Give way to MCP rebind attacks
The rapid rise of MCP as a “connection organization for enterprise automation and agent applications” has launched new attacks such as domain name system (DNS) rebinding to access sensitive data by leveraging Server-Sent Events (SSE), a protocol used by MCP servers for real-time streaming communications to MCP clients.

DNS rebinding attacks require tricking to treat external domains as if the victim’s browser belongs to the internal network (i.e. LocalHost). Designed to bypass the same Aurisine Policy (SOP) restrictions, these attacks are triggered when users visit malicious sites set up by attackers via phishing or social engineering.

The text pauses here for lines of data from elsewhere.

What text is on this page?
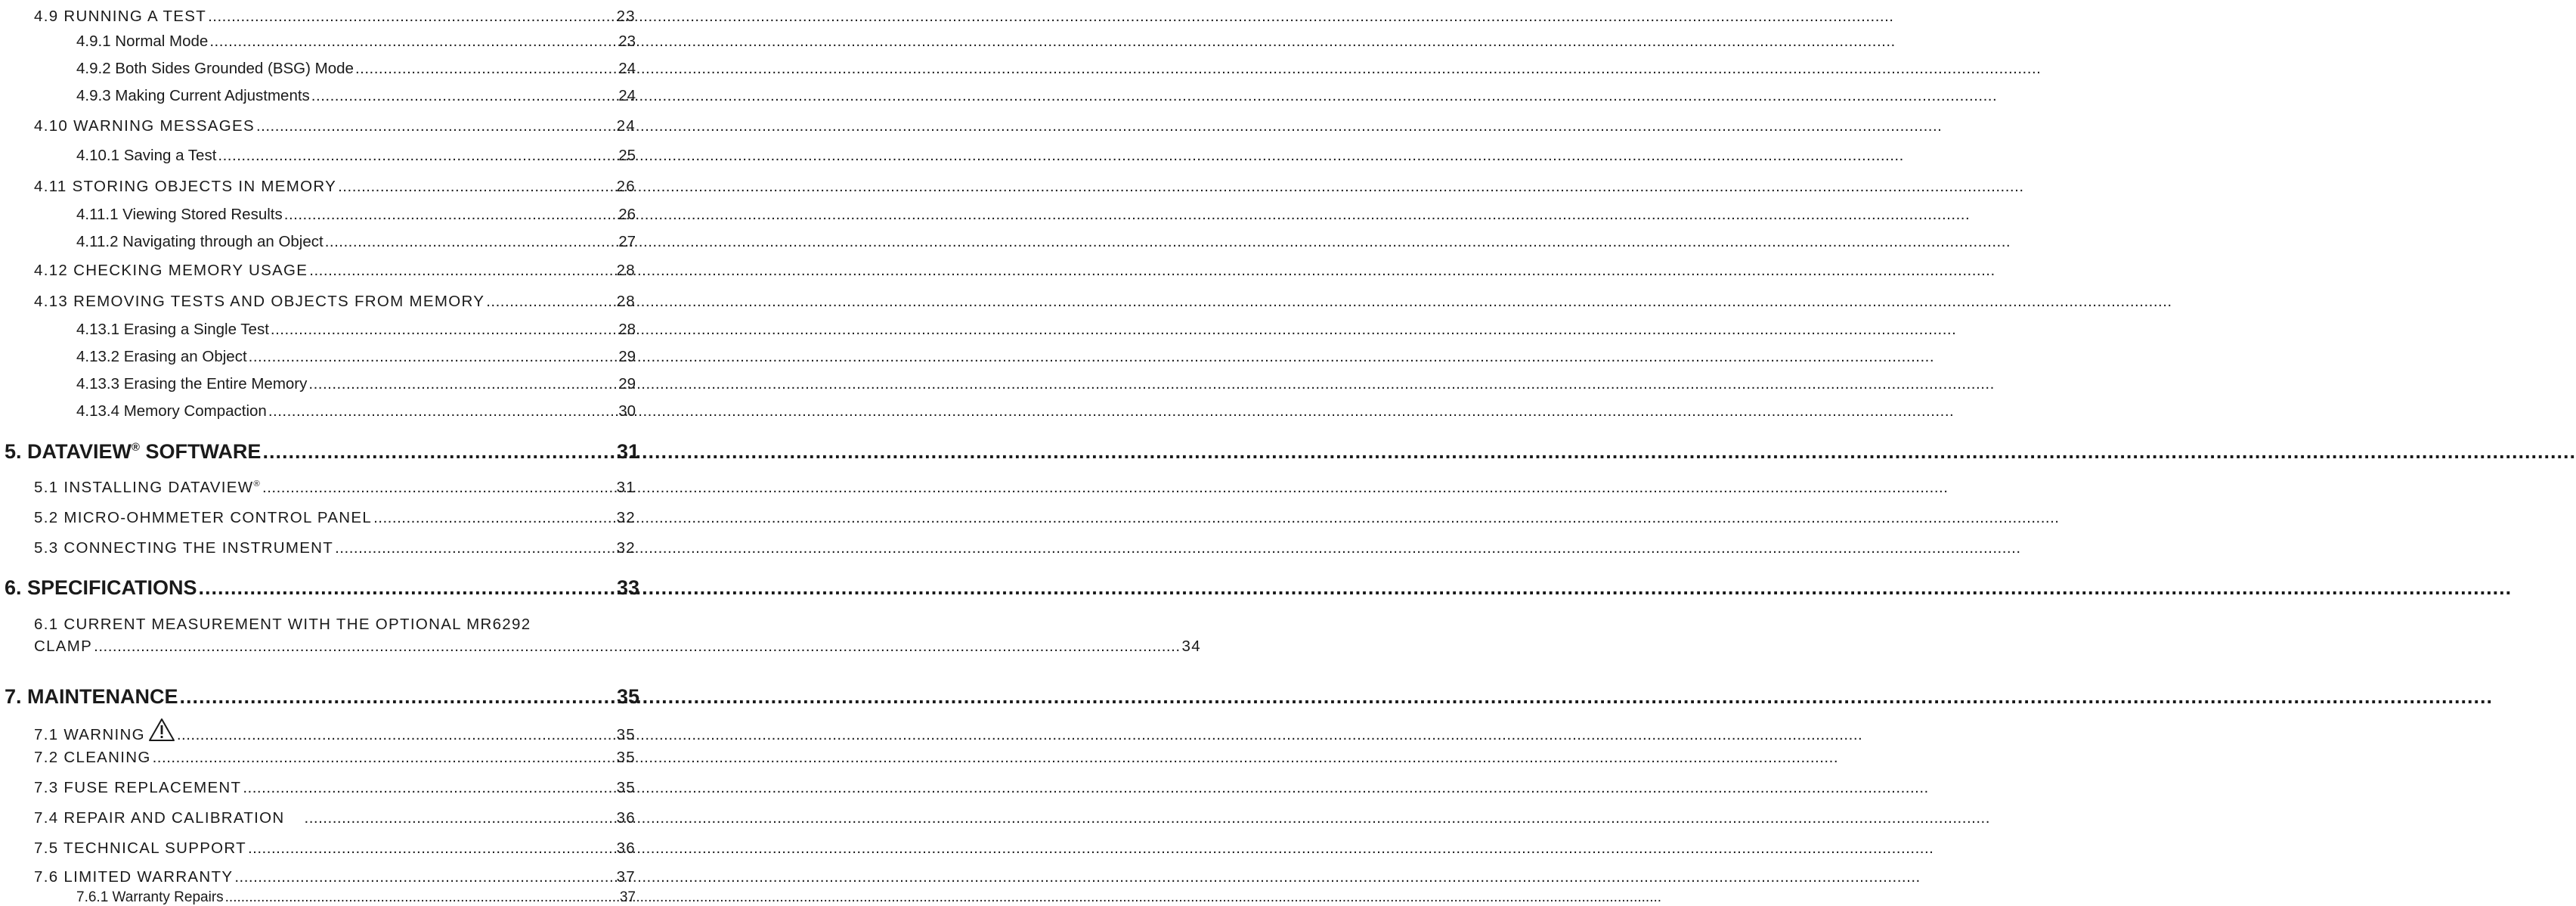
4.9 RUNNING A TEST .....	23
4.9.1 Normal Mode .....	23
4.9.2 Both Sides Grounded (BSG) Mode .....	24
4.9.3 Making Current Adjustments .....	24
4.10 WARNING MESSAGES .....	24
4.10.1 Saving a Test .....	25
4.11 STORING OBJECTS IN MEMORY .....	26
4.11.1 Viewing Stored Results .....	26
4.11.2 Navigating through an Object .....	27
4.12 CHECKING MEMORY USAGE .....	28
4.13 REMOVING TESTS AND OBJECTS FROM MEMORY .....	28
4.13.1 Erasing a Single Test .....	28
4.13.2 Erasing an Object .....	29
4.13.3 Erasing the Entire Memory .....	29
4.13.4 Memory Compaction .....	30
5. DATAVIEW® SOFTWARE .....	31
5.1 INSTALLING DATAVIEW® .....	31
5.2 MICRO-OHMMETER CONTROL PANEL .....	32
5.3 CONNECTING THE INSTRUMENT .....	32
6. SPECIFICATIONS .....	33
6.1 CURRENT MEASUREMENT WITH THE OPTIONAL MR6292
CLAMP ........................................................................................................................................................................................................................................ 34
7. MAINTENANCE .....	35
7.1 WARNING .....	35
7.2 CLEANING .....	35
7.3 FUSE REPLACEMENT .....	35
7.4 REPAIR AND CALIBRATION .....	36
7.5 TECHNICAL SUPPORT .....	36
7.6 LIMITED WARRANTY .....	37
7.6.1 Warranty Repairs .....	37
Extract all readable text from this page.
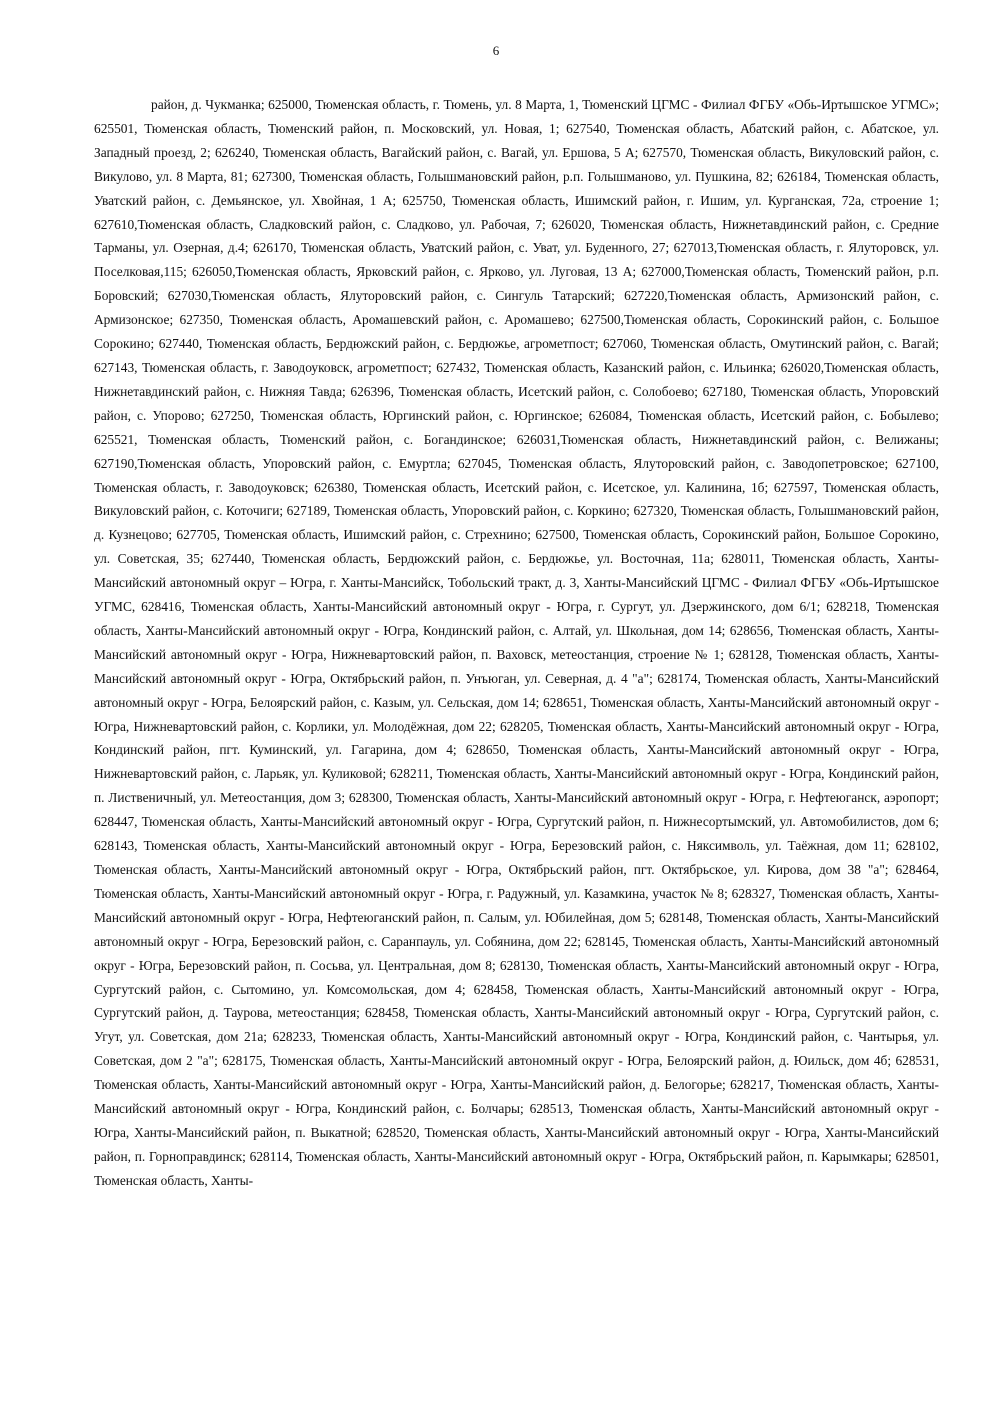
6

район, д. Чукманка; 625000, Тюменская область, г. Тюмень, ул. 8 Марта, 1, Тюменский ЦГМС - Филиал ФГБУ «Обь-Иртышское УГМС»; 625501, Тюменская область, Тюменский район, п. Московский, ул. Новая, 1; 627540, Тюменская область, Абатский район, с. Абатское, ул. Западный проезд, 2; 626240, Тюменская область, Вагайский район, с. Вагай, ул. Ершова, 5 А; 627570, Тюменская область, Викуловский район, с. Викулово, ул. 8 Марта, 81; 627300, Тюменская область, Голышмановский район, р.п. Голышманово, ул. Пушкина, 82; 626184, Тюменская область, Уватский район, с. Демьянское, ул. Хвойная, 1 А; 625750, Тюменская область, Ишимский район, г. Ишим, ул. Курганская, 72а, строение 1; 627610,Тюменская область, Сладковский район, с. Сладково, ул. Рабочая, 7; 626020, Тюменская область, Нижнетавдинский район, с. Средние Тарманы, ул. Озерная, д.4; 626170, Тюменская область, Уватский район, с. Уват, ул. Буденного, 27; 627013,Тюменская область, г. Ялуторовск, ул. Поселковая,115; 626050,Тюменская область, Ярковский район, с. Ярково, ул. Луговая, 13 А; 627000,Тюменская область, Тюменский район, р.п. Боровский; 627030,Тюменская область, Ялуторовский район, с. Сингуль Татарский; 627220,Тюменская область, Армизонский район, с. Армизонское; 627350, Тюменская область, Аромашевский район, с. Аромашево; 627500,Тюменская область, Сорокинский район, с. Большое Сорокино; 627440, Тюменская область, Бердюжский район, с. Бердюжье, агрометпост; 627060, Тюменская область, Омутинский район, с. Вагай; 627143, Тюменская область, г. Заводоуковск, агрометпост; 627432, Тюменская область, Казанский район, с. Ильинка; 626020,Тюменская область, Нижнетавдинский район, с. Нижняя Тавда; 626396, Тюменская область, Исетский район, с. Солобоево; 627180, Тюменская область, Упоровский район, с. Упорово; 627250, Тюменская область, Юргинский район, с. Юргинское; 626084, Тюменская область, Исетский район, с. Бобылево; 625521, Тюменская область, Тюменский район, с. Богандинское; 626031,Тюменская область, Нижнетавдинский район, с. Велижаны; 627190,Тюменская область, Упоровский район, с. Емуртла; 627045, Тюменская область, Ялуторовский район, с. Заводопетровское; 627100, Тюменская область, г. Заводоуковск; 626380, Тюменская область, Исетский район, с. Исетское, ул. Калинина, 1б; 627597, Тюменская область, Викуловский район, с. Коточиги; 627189, Тюменская область, Упоровский район, с. Коркино; 627320, Тюменская область, Голышмановский район, д. Кузнецово; 627705, Тюменская область, Ишимский район, с. Стрехнино; 627500, Тюменская область, Сорокинский район, Большое Сорокино, ул. Советская, 35; 627440, Тюменская область, Бердюжский район, с. Бердюжье, ул. Восточная, 11а; 628011, Тюменская область, Ханты-Мансийский автономный округ – Югра, г. Ханты-Мансийск, Тобольский тракт, д. 3, Ханты-Мансийский ЦГМС - Филиал ФГБУ «Обь-Иртышское УГМС, 628416, Тюменская область, Ханты-Мансийский автономный округ - Югра, г. Сургут, ул. Дзержинского, дом 6/1; 628218, Тюменская область, Ханты-Мансийский автономный округ - Югра, Кондинский район, с. Алтай, ул. Школьная, дом 14; 628656, Тюменская область, Ханты-Мансийский автономный округ - Югра, Нижневартовский район, п. Ваховск, метеостанция, строение № 1; 628128, Тюменская область, Ханты-Мансийский автономный округ - Югра, Октябрьский район, п. Унъюган, ул. Северная, д. 4 "а"; 628174, Тюменская область, Ханты-Мансийский автономный округ - Югра, Белоярский район, с. Казым, ул. Сельская, дом 14; 628651, Тюменская область, Ханты-Мансийский автономный округ - Югра, Нижневартовский район, с. Корлики, ул. Молодёжная, дом 22; 628205, Тюменская область, Ханты-Мансийский автономный округ - Югра, Кондинский район, пгт. Куминский, ул. Гагарина, дом 4; 628650, Тюменская область, Ханты-Мансийский автономный округ - Югра, Нижневартовский район, с. Ларьяк, ул. Куликовой; 628211, Тюменская область, Ханты-Мансийский автономный округ - Югра, Кондинский район, п. Лиственичный, ул. Метеостанция, дом 3; 628300, Тюменская область, Ханты-Мансийский автономный округ - Югра, г. Нефтеюганск, аэропорт; 628447, Тюменская область, Ханты-Мансийский автономный округ - Югра, Сургутский район, п. Нижнесортымский, ул. Автомобилистов, дом 6; 628143, Тюменская область, Ханты-Мансийский автономный округ - Югра, Березовский район, с. Няксимволь, ул. Таёжная, дом 11; 628102, Тюменская область, Ханты-Мансийский автономный округ - Югра, Октябрьский район, пгт. Октябрьское, ул. Кирова, дом 38 "а"; 628464, Тюменская область, Ханты-Мансийский автономный округ - Югра, г. Радужный, ул. Казамкина, участок № 8; 628327, Тюменская область, Ханты-Мансийский автономный округ - Югра, Нефтеюганский район, п. Салым, ул. Юбилейная, дом 5; 628148, Тюменская область, Ханты-Мансийский автономный округ - Югра, Березовский район, с. Саранпауль, ул. Собянина, дом 22; 628145, Тюменская область, Ханты-Мансийский автономный округ - Югра, Березовский район, п. Сосьва, ул. Центральная, дом 8; 628130, Тюменская область, Ханты-Мансийский автономный округ - Югра, Сургутский район, с. Сытомино, ул. Комсомольская, дом 4; 628458, Тюменская область, Ханты-Мансийский автономный округ - Югра, Сургутский район, д. Таурова, метеостанция; 628458, Тюменская область, Ханты-Мансийский автономный округ - Югра, Сургутский район, с. Угут, ул. Советская, дом 21а; 628233, Тюменская область, Ханты-Мансийский автономный округ - Югра, Кондинский район, с. Чантырья, ул. Советская, дом 2 "а"; 628175, Тюменская область, Ханты-Мансийский автономный округ - Югра, Белоярский район, д. Юильск, дом 4б; 628531, Тюменская область, Ханты-Мансийский автономный округ - Югра, Ханты-Мансийский район, д. Белогорье; 628217, Тюменская область, Ханты-Мансийский автономный округ - Югра, Кондинский район, с. Болчары; 628513, Тюменская область, Ханты-Мансийский автономный округ - Югра, Ханты-Мансийский район, п. Выкатной; 628520, Тюменская область, Ханты-Мансийский автономный округ - Югра, Ханты-Мансийский район, п. Горноправдинск; 628114, Тюменская область, Ханты-Мансийский автономный округ - Югра, Октябрьский район, п. Карымкары; 628501, Тюменская область, Ханты-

“There’s been a disconnect between the browser security mechanism and the networking protocol,” Github’s Jaroslav Lobacevski said in an explanator for DNS Rebind, published this week. “If a web page host’s resolved IP address changes, the browser does not take that into consideration and treats the web page as if its origin had not been changed. This could be abused by an attacker.”
This behavior essentially allows client-side JavaScript on malicious sites to bypass security controls and target other devices on the victim’s private network that are not exposed to the public internet.
MCP rebind attack
MCP rebind attacks leverage the adversary website’s ability to interact with MCP servers running on the local host via SSE, and ultimately access internal resources on the victim’s local network to remove sensitive data.
“By abusing SSE’s long-life connections, attackers can pivot from external phishing domains to target internal MCP servers,” the Straiker AI Research (Star) team said in an analysis released last month.
It is worth noting that the SSE was deprecated in November 2024 in favor of streamable HTTP, due to the risks that DNS poses from attack relocation. To mitigate the threat of such attacks, we recommend that you perform authentication of your MCP server and verify the “Origin” header of all incoming connections to your MCP server to ensure that your requests are from trusted sources.